Since July 2005, within the framework of a health reform, the law of Explicit Health Guarantees (GES) gives guarantees on access, opportunity, financial protection and quality of care for a set of prioritised health conditions. Incorporation of mental health conditions into GES has been gradual. Out of 80 health conditions prioritised, only four are mental disorders: schizophrenia, depression, alcohol/drug dependence and bipolar disorder. In 2007, a national plan for the bio-psychological and social protection of children aged from 0 to 5 years was implemented, establishing coordination between primary care and community services based in each municipality.
Araya et al (2012) assessed the implementation of this programme and concluded that although scientific evidence is important, other factors seem equally relevant, such as effective leadership, strong strategic alliances and a political process to secure its sustainability. They concluded that the lack of evaluation of these interventions might undermine the continuation of the programme.
Furthermore, all these efforts have been hampered by poor detection of mental disorders, and difficulties in the access to care in the case of persons with severe mental disorders and lower income. Again, the impact of interventions for depression or other mental disorders in primary care have not been formally studied, so we remain ignorant as to which are the most cost-effective.
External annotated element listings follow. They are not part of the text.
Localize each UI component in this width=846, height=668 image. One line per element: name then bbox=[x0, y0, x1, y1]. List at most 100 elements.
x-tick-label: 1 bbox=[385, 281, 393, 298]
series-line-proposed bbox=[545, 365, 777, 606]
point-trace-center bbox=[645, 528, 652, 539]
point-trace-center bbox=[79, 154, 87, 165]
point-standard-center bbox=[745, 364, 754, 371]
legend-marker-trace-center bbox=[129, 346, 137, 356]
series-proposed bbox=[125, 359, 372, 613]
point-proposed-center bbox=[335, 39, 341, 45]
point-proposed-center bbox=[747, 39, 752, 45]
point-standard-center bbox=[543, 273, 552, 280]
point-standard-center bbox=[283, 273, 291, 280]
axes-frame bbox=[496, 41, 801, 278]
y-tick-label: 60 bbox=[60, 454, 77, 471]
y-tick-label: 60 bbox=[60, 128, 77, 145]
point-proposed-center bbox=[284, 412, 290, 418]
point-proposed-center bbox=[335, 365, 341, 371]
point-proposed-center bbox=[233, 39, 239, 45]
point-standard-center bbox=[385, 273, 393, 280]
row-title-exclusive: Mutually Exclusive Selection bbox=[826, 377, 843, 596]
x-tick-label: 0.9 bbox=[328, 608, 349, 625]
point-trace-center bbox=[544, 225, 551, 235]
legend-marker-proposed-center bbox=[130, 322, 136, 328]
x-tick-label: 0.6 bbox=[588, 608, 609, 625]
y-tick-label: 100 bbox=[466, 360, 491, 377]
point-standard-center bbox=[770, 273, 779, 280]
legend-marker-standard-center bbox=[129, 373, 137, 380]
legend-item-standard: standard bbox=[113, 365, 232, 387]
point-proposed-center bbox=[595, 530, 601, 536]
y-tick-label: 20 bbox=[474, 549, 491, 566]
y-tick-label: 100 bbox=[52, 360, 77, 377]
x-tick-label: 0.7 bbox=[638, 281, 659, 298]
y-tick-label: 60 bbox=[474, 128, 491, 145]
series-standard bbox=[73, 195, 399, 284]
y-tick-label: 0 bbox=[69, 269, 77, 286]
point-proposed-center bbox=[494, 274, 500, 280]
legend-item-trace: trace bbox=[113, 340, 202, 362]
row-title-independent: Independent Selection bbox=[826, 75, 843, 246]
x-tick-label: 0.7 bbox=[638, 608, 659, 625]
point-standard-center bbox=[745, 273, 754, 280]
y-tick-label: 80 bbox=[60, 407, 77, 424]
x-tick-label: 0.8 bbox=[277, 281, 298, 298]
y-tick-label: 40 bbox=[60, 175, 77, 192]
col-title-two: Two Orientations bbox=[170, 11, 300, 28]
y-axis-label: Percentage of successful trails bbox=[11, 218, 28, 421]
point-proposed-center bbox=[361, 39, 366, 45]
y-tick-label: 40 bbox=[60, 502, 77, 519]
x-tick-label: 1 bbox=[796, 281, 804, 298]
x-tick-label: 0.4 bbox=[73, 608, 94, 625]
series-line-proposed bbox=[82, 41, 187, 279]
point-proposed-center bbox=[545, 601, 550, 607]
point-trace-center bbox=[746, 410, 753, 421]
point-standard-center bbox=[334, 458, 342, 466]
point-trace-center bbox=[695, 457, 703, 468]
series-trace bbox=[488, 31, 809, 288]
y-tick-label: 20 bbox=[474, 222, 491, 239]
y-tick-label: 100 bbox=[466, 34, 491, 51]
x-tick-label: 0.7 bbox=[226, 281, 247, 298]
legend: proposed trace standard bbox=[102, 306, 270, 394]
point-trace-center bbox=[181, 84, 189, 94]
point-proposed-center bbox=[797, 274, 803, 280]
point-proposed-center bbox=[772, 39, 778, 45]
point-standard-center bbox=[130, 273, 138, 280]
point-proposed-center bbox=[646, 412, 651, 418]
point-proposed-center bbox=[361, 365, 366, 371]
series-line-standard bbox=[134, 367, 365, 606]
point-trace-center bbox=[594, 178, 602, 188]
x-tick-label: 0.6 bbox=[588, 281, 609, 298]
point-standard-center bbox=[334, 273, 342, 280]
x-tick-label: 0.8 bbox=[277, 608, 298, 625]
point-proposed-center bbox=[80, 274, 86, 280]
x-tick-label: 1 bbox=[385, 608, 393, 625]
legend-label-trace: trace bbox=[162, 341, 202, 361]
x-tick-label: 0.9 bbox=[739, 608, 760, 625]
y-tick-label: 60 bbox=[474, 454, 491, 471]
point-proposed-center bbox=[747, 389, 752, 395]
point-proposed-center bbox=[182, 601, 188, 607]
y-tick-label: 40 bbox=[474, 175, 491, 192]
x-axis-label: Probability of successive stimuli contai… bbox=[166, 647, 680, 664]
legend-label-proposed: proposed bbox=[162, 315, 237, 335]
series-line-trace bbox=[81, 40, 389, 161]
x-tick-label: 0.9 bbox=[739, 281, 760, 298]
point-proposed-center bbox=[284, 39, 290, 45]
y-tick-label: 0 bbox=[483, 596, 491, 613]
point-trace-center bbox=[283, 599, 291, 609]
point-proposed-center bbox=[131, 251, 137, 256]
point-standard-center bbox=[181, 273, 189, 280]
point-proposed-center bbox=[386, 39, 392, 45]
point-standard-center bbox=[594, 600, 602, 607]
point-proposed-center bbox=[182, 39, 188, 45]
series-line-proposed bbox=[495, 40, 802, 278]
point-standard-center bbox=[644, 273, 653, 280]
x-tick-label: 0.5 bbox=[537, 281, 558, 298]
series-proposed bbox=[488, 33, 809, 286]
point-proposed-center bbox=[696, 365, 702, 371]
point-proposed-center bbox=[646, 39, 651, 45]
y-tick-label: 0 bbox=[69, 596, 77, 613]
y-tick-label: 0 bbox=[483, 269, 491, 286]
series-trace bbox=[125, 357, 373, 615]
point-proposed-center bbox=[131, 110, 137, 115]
A promising way of dealing with some of these problems is highlighted by Araya et al (2012), who compared the effectiveness of a stepped-care programme with usual care to treat depression. The stepped-care intervention included: a psycho-education group led by a trained non-medical health worker, drug treatment for patients with severe depression provided by trained general practitioners (GPs), structured and systematic follow-up, and psychiatric consultancy to GPs. In terms of the percentage recovered, there was a large and significant group difference in favour of the intervention group at 3 months (34%) and 6 months (40%). This programme was more effective and only marginally more expensive than usual care for the treatment of women in primary care. Women receiving the stepped-care programme had a mean of 50 additional depression-free days over 6 months, relative to patients who received usual care (Araya et al, 2003).
As a next step, Rojas et al (2007) carried out a randomised controlled trial to compare the effectiveness of a multi-component intervention with usual care to treat postpartum depression in 230 low-income mothers with major depression in primary-care clinics in Santiago. The multi-component intervention did significantly better across all outcomes (26% difference in favour of intervention group at 3 months). However, the gains faded away with time (Rojas et al, 2007).
Conclusion
In summary, Chile has been successful in integrating mental health and primary care. There is still a need for improvement: quality assessments of implemented programmes, training of healthcare teams, and community-based interventions that meet users’ needs are warranted. The budget assigned for mental health in Chile represents only around 2% of the health budget, and is very low even when compared with that in other countries in Latin America such as Uruguay and Costa Rica.
A new mental health plan will be introduced in 2016, incorporating as one of its key aspects improvements in mental health service provision, including in primary care. There remains a need for a mental health law.